When COVID-19 hit the financial services industry last March, many advisers turned to digital mediums to reach their clients and, along the way, realized the lasting impact virtual outreach could have on their clients and the future of their firms.
“We saw that this last year, some financial advisers thought about how they need to poise themselves for growth given the new rules of the game,” said Kevin Darlington, general manager of Broadridge Advisor Solutions, during a recent summit held by the firm. “We see a lot of advisers who really thrived, and, in 2021, those are the advisers who are going to be pulling away even further.”
A recent Broadridge study of 600 financial advisers found that because of the impacts of COVID-19, more advisers believe the quality of technology, digital marketing and content marketing is more important than ever. Study findings showed growth-focused advisers are more likely to thrive than those who did not take advantage of new tech.
The second-annual study found goal-oriented advisers were two times more likely to generate clients annually. This group of advisers is also two times more likely to have a defined digital marketing strategy. “A digital marketing strategy doesn’t necessarily need to be complex. It’s having a set of concrete, measurable goals, and then measuring against those goals and optimizing,” Darlington said.
During the webinar, Bill Cates, a relationship marketing expert with Referral Coach International, underscored the importance of virtual outreach and personalized communications. “The goal is to make sure you sharpen your message, so it hits the part of their brain that is relevant to them,” he explained.

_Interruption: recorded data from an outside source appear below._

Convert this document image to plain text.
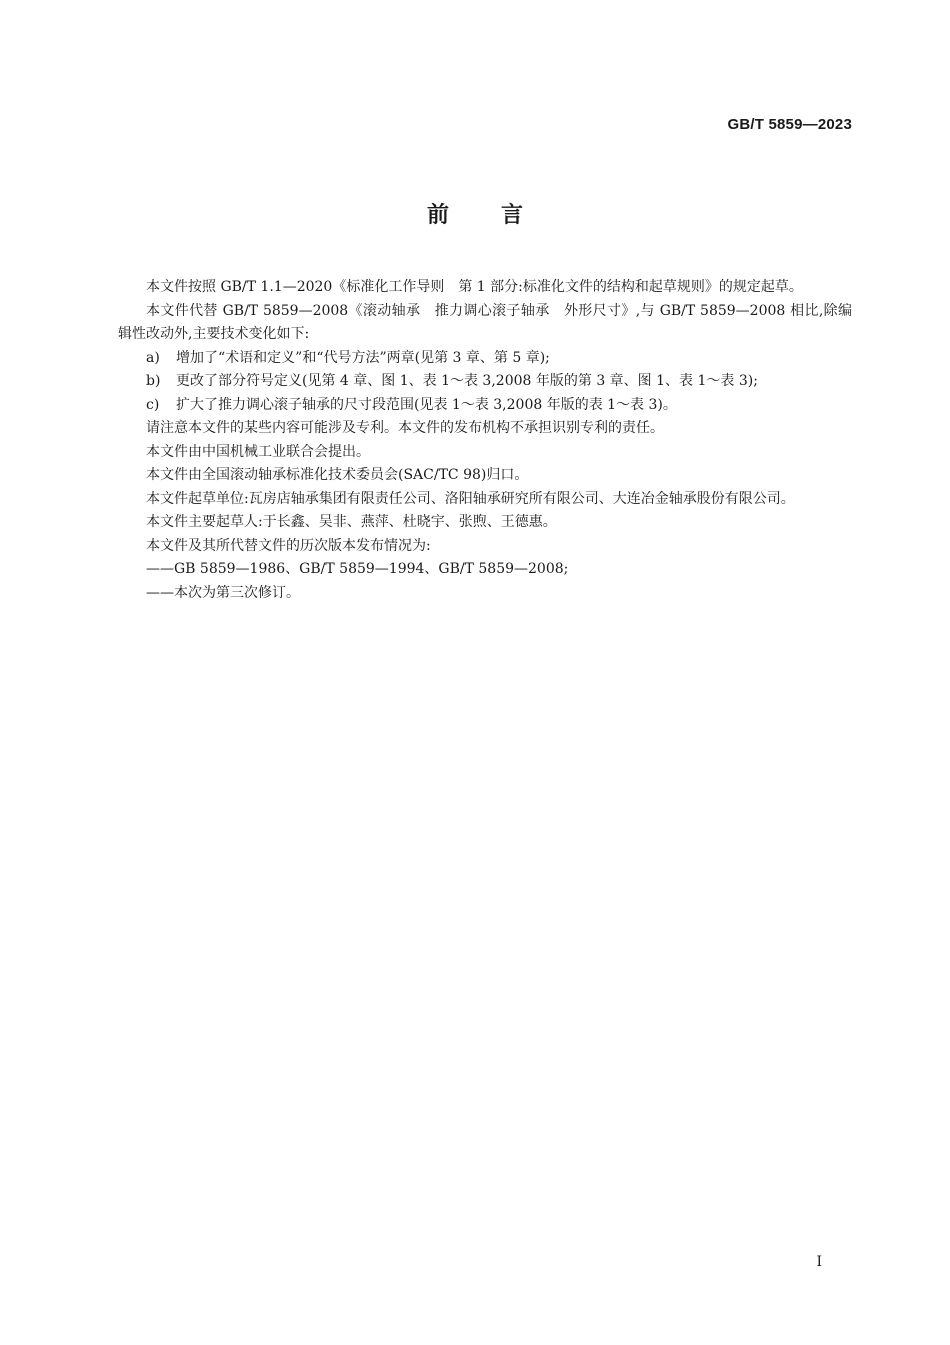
GB/T 5859—2023
前言

本文件按照 GB/T 1.1—2020《标准化工作导则　第 1 部分:标准化文件的结构和起草规则》的规定起草。

本文件代替 GB/T 5859—2008《滚动轴承　推力调心滚子轴承　外形尺寸》,与 GB/T 5859—2008 相比,除编辑性改动外,主要技术变化如下:

a) 增加了“术语和定义”和“代号方法”两章(见第 3 章、第 5 章);

b) 更改了部分符号定义(见第 4 章、图 1、表 1～表 3,2008 年版的第 3 章、图 1、表 1～表 3);

c) 扩大了推力调心滚子轴承的尺寸段范围(见表 1～表 3,2008 年版的表 1～表 3)。

请注意本文件的某些内容可能涉及专利。本文件的发布机构不承担识别专利的责任。

本文件由中国机械工业联合会提出。

本文件由全国滚动轴承标准化技术委员会(SAC/TC 98)归口。

本文件起草单位:瓦房店轴承集团有限责任公司、洛阳轴承研究所有限公司、大连冶金轴承股份有限公司。

本文件主要起草人:于长鑫、吴非、燕萍、杜晓宇、张煦、王德惠。

本文件及其所代替文件的历次版本发布情况为:

——GB 5859—1986、GB/T 5859—1994、GB/T 5859—2008;

——本次为第三次修订。

I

The study found most financial advisers are investing in search engine marketing, webinars, audio and short-form video content and advertising in digital media. Short-form video content, Darlington mentioned, was the top area financial advisers are looking to invest in this year, given an increase in demand among all client demographics.
Which social media channels financial advisers use will determine how long a video should be. While a video on Facebook may average two or three minutes, financial advisers can make their content as long as 10 minutes on YouTube. More recent video-sharing platforms, such as TikTok, will only give financial advisers a minute or less to explain their content.
“People’s attention spans are getting smaller, and it’s because of how fast we’re scrolling through feeds,” Darlington said.
For financial advisers who are looking to improve their digital engagement efforts, Darlington suggested they start by reviewing standard compliance recommendations, especially for those who work with small businesses. “We know small business employers are going to be challenged with how they can continuously grow their business,” he says. “In a regulated industry like wealth management, that is going to be trickier. Just like how you would, say, consult your doctor, consult your compliance department.”
Other actionable steps to improve digital marketing and outreach include defining the company’s target audience as well as organizing marketing initiatives for the year, Darlington concluded.